Shape mismatch in custom layer

I have a custom layer, GlobalAttentionPoolingHead, which is meant to reduce the outputs from a transformer base model to a single vector. The theory can be seen at QARAC: Models andCorpora.

import keras
import tensorflow

class GlobalAttentionPoolingHead(keras.layers.Layer):
    
    def __init__(self):
        """
        Creates the layer

        Returns
        -------
        None.

        """
        super(GlobalAttentionPoolingHead,self).__init__()
        self.global_projection = None
        self.local_projection = None
        
        
    def build(self,input_shape):
        """
        Initialises layer weights

        Parameters
        ----------
        input_shape : tuple
            Shape of the input layer

        Returns
        -------
        None.

        """
        width = input_shape[-1]
        self.global_projection = self.add_weight('global projection',shape=(width,width))
        self.local_projection = self.add_weight('local projection',shape=(width,width))
        self.built=True
    
    
        
    def call(self,X,training=None):
        """
        

        Parameters
        ----------
        X : tensorflow.Tensor
            Base model vectors to apply pooling to.
        training : bool, optional
            Not used. The default is None.

        Returns
        -------
        tensorflow.Tensor
            The pooled value.

        """
        gp = tensorflow.linalg.l2_normalize(tensorflow.tensordot(tensorflow.reduce_sum(X,
                                                                                       axis=1),
                                                                  self.global_projection,
                                                                 axes=1),
                                            axis=1)
        lp = tensorflow.linalg.l2_normalize(tensorflow.tensordot(X,
                                                                 self.local_projection,
                                                                 axes=1),
                                            axis=2)
        attention = tensorflow.tensordot(lp,gp,axes=1)
        return tensorflow.reduce_sum(attention *X,
                                     axis=1)
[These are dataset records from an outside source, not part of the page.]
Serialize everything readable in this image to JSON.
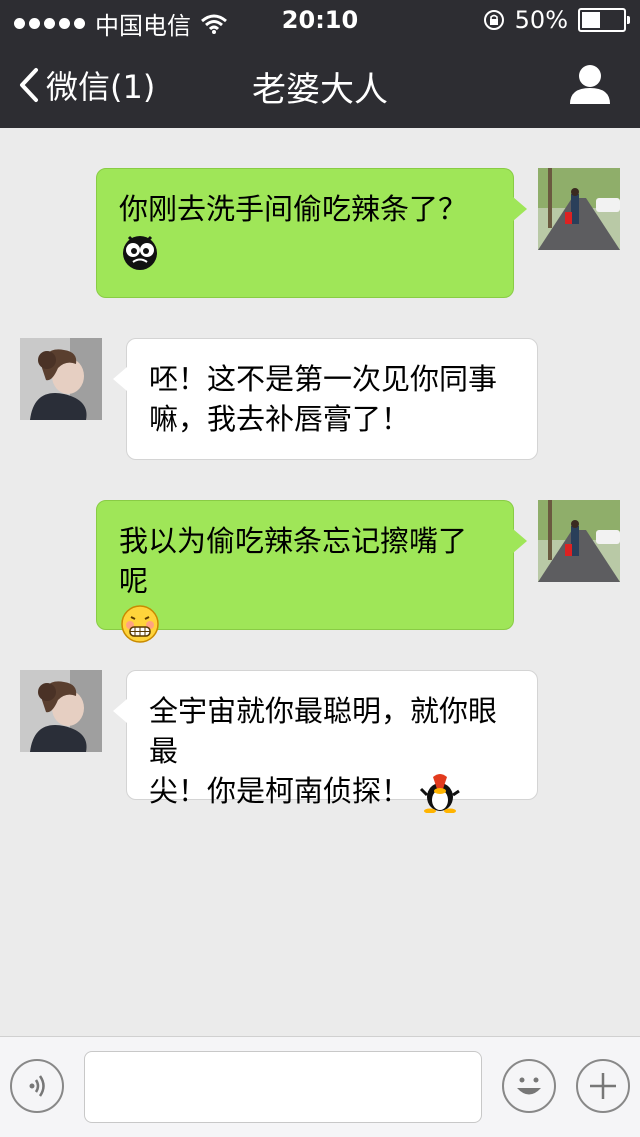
{
  "status_bar": {
    "carrier": "中国电信",
    "time": "20:10",
    "battery": "50%"
  },
  "nav": {
    "back_label": "微信(1)",
    "title": "老婆大人"
  },
  "messages": [
    {
      "sender": "me",
      "text": "你刚去洗手间偷吃辣条了？",
      "emoji": "bug-eyed-emoji-icon"
    },
    {
      "sender": "them",
      "line1": "呸！这不是第一次见你同事",
      "line2": "嘛，我去补唇膏了！"
    },
    {
      "sender": "me",
      "text": "我以为偷吃辣条忘记擦嘴了呢",
      "emoji": "grinning-face-emoji-icon"
    },
    {
      "sender": "them",
      "line1": "全宇宙就你最聪明，就你眼最",
      "line2": "尖！你是柯南侦探！",
      "emoji": "qq-penguin-emoji-icon"
    }
  ],
  "input_bar": {
    "voice_icon": "voice-icon",
    "emoji_icon": "smiley-icon",
    "more_icon": "plus-icon"
  },
  "colors": {
    "header_bg": "#2d2d32",
    "chat_bg": "#ebebeb",
    "my_bubble": "#9fe658",
    "their_bubble": "#ffffff"
  }
}
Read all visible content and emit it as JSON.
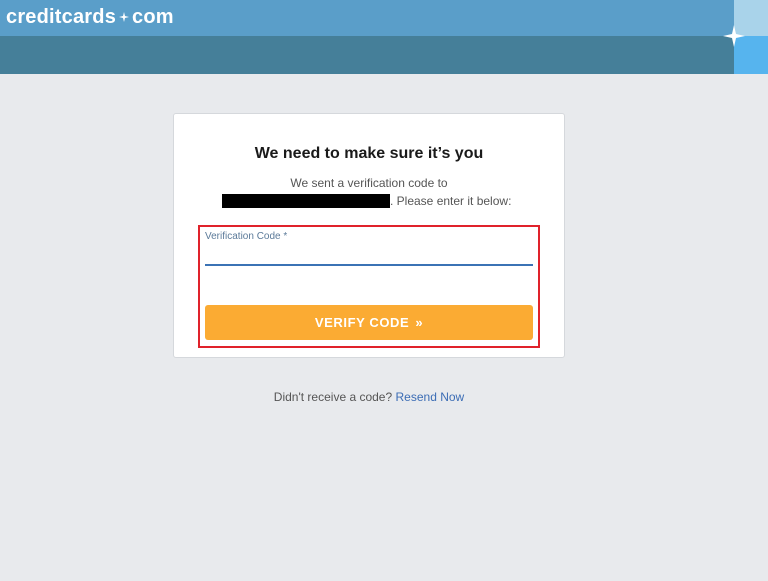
{
  "brand": {
    "logo_left": "creditcards",
    "logo_right": "com",
    "colors": {
      "header_top": "#5a9ec9",
      "header_bottom": "#457f99",
      "accent": "#fbab33",
      "link": "#3c6db5",
      "highlight": "#e0222b"
    }
  },
  "card": {
    "title": "We need to make sure it’s you",
    "message_line1": "We sent a verification code to",
    "message_line2_suffix": ". Please enter it below:"
  },
  "form": {
    "code_label": "Verification Code *",
    "code_value": "",
    "verify_label": "VERIFY CODE",
    "verify_icon": "double-chevron-right-icon"
  },
  "footer": {
    "prompt": "Didn't receive a code?",
    "resend_label": "Resend Now"
  }
}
I expect the input shape to be (batch_size,samples,width), and I’m exoecting batch size to be 32 and width to be 768.

When I try to fit this model, I’m getting

  File "/home/peter/QARAC/qarac/models/layers/GlobalAttentionPoolingHead.py", line 75, in call
    attention = tensorflow.tensordot(lp,gp,axes=1)
tensorflow.python.framework.errors_impl.InvalidArgumentError: Exception encountered when calling layer 'global_attention_pooling_head_1' (type GlobalAttentionPoolingHead).

{{function_node __wrapped__MatMul_device_/job:localhost/replica:0/task:0/device:CPU:0}} Matrix size-incompatible: In[0]: [42,768], In[1]: [3,768] [Op:MatMul] name: 

Call arguments received by layer 'global_attention_pooling_head_1' (type GlobalAttentionPoolingHead):
  • X=tf.Tensor(shape=(3, 14, 768), dtype=float32)
  • training=False

What is happening here and how can I fix it?

Hi @Peter_Bleackley ,

In the call method of your GlobalAttentionPoolingHead layer, you have this line of code:

attention = tensorflow.tensordot(lp, gp, axes=1)

The error message indicates that the shapes of lp and gp are not compatible for matrix multiplication along axis 1.

The error message indicates that the dimensions of the two input tensors to the tensordot() function are incompatible. The first tensor has dimensions [42, 768], and the second tensor has dimensions [3, 768]. The two tensors must have the same number of dimensions in order for the tensordot() function to work.

To fix the error, you need to reshape one of the input tensors so that it has the same number of dimensions as the other input tensor. In this case, you need to reshape the second tensor (the one with dimensions [3, 768]) to have dimensions [42, 3].

I hope this helps!

Thanks.

Using vectorized_map solved this for me.

1 Like